アユの友釣りをしていて掛けたという。友釣りでマスが掛かることは珍しくないが、ほとんどの場合取り込むのは不可能だ。糸なんかアッというまに切られてしまう。
よく見ると背中にヤスで突かれた傷があった。誰かが逃がしたのだろう。マスの体調が万全でなかったこと、44cmとお手ごろサイズだったこと、その友人が太糸派(メタコンポの0.07号)だったことが重なって取り込めたのだろう。
「焼いて食う」と言うから、「刺身だべや」というと「寄生虫いるんでないの」と言う。確かにいる可能性はある。とすれば「アニサキス」ぐらいだろう。であればいったん冷凍してから食えばいいが、これまで(30年以上)マスはそのまま刺身で食ってきたが、寄生虫にあったことはない。
山形の連中も生では食べないらしい。今年4本仕留めたIG嵐君も、火を通して食べ、やはり「寄生虫が・・・」と言う。私が「刺身が最高だ」と言うと「じゃ今度食べてみます」と、かなり消極的なトーンの返事が返ってくる。

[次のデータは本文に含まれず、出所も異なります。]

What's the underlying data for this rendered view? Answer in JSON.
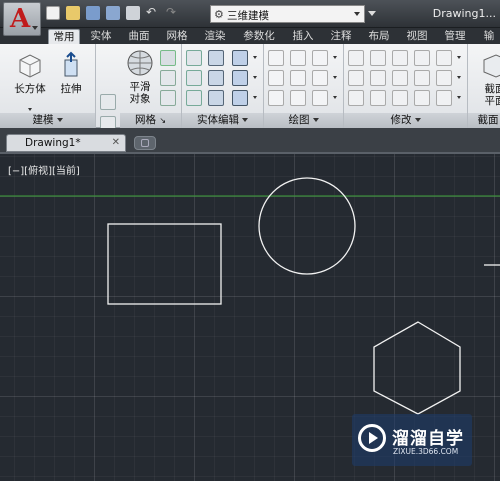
{
  "app": {
    "document_title": "Drawing1..."
  },
  "workspace": {
    "value": "三维建模"
  },
  "tabs": [
    "常用",
    "实体",
    "曲面",
    "网格",
    "渲染",
    "参数化",
    "插入",
    "注释",
    "布局",
    "视图",
    "管理",
    "输"
  ],
  "ribbon": {
    "panels": [
      {
        "label": "建模",
        "buttons": [
          "长方体",
          "拉伸"
        ]
      },
      {
        "label": "网格",
        "buttons": [
          "平滑对象"
        ]
      },
      {
        "label": "实体编辑"
      },
      {
        "label": "绘图"
      },
      {
        "label": "修改"
      },
      {
        "label": "截面",
        "buttons": [
          "截面平面"
        ]
      }
    ]
  },
  "file_tab": {
    "label": "Drawing1*"
  },
  "viewport": {
    "label": "[−][俯视][当前]"
  },
  "watermark": {
    "title": "溜溜自学",
    "subtitle": "ZIXUE.3D66.COM"
  },
  "colors": {
    "canvas": "#252a31",
    "ucs_line": "#3a8a3a",
    "app_red": "#c01b1b"
  }
}
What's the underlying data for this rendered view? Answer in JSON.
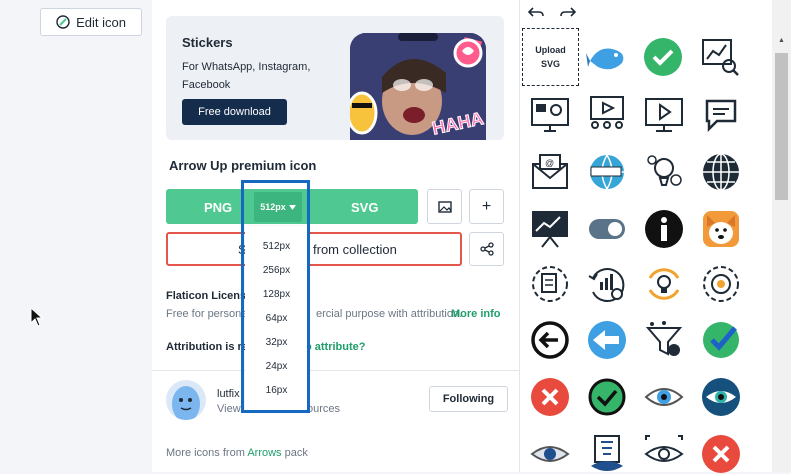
{
  "left_panel": {
    "edit_icon_label": "Edit icon"
  },
  "banner": {
    "title": "Stickers",
    "text": "For WhatsApp, Instagram, Facebook",
    "button": "Free download",
    "sticker_text": "HAHA"
  },
  "icon": {
    "title": "Arrow Up premium icon",
    "png_label": "PNG",
    "svg_label": "SVG",
    "selected_size": "512px",
    "collection_label_visible_a": "S",
    "collection_label_visible_b": "from collection"
  },
  "size_menu": {
    "options": [
      "512px",
      "256px",
      "128px",
      "64px",
      "32px",
      "24px",
      "16px"
    ]
  },
  "license": {
    "title_visible": "Flaticon License",
    "text_visible_a": "Free for personal",
    "text_visible_b": "ercial purpose with attribution.",
    "more_info": "More info",
    "attribution_visible_a": "Attribution is requ",
    "attribution_visible_b": "o attribute?"
  },
  "author": {
    "name_visible": "lutfix",
    "sub_visible_a": "View",
    "sub_visible_b": "ources",
    "follow_label": "Following"
  },
  "footer": {
    "more_prefix": "More icons from ",
    "pack_name": "Arrows",
    "more_suffix": " pack"
  },
  "editor": {
    "upload_label": "Upload SVG",
    "icons": [
      "fish-icon",
      "check-circle-icon",
      "chart-magnifier-icon",
      "dashboard-monitor-icon",
      "video-classroom-icon",
      "video-monitor-icon",
      "chat-bubble-icon",
      "email-icon",
      "web-globe-icon",
      "settings-lightbulb-icon",
      "globe-icon",
      "presentation-chart-icon",
      "toggle-switch-icon",
      "info-circle-icon",
      "dog-icon",
      "gear-document-icon",
      "growth-user-icon",
      "bulb-refresh-icon",
      "target-gear-icon",
      "arrow-left-circle-icon",
      "arrow-left-blue-icon",
      "funnel-icon",
      "check-green-icon",
      "close-red-icon",
      "check-outline-icon",
      "eye-icon",
      "eye-blue-icon",
      "eye-outline-icon",
      "eye-chart-icon",
      "eye-target-icon",
      "close-red-2-icon"
    ]
  },
  "colors": {
    "green": "#4fc991",
    "green_dark": "#3db57f",
    "navy": "#142d4c",
    "highlight_blue": "#1669c1",
    "red_border": "#e2564c"
  }
}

「刺身で食わないでどうする」と言いたくなる。とにかく最高に美味い。秋になってアブラの落ちたやつは別として、春から初夏にかけてのアブラの乗ったサクラマスはマグロの大トロなんか目じゃない。
ほ・ん・と・う・に・美味い。
ただ、時に、あまりのアブラの強さに、アレルギーを起こす人がいる。私自身は幼少のころから生で食ってきて免疫がついているのか全然平気だが、何人かで食っていると、そのうち体中が真っ赤になってくる奴がでてくる。見ると目まで真っ赤に充血している。若干の「かゆみ」はあるらしいが、ほとんどな場合、「全身が赤くなったぐらいでこの魚を食い逃してはなるものか」と、気合で食い続ける。翌日には直るらしい。
それほどまでに美味い魚だ。
是非食べてみてほしい。寄生虫にあたったら、「アニサキスは転げまわるほどの痛みがでるのですぐわかる。すぐに病院へ」
体に発疹がでたら、「翌日にはなおるみたい。・・多分・・」
どちらもいやだという人は、いったん冷凍してから、「ルイベ」にして食べましょう。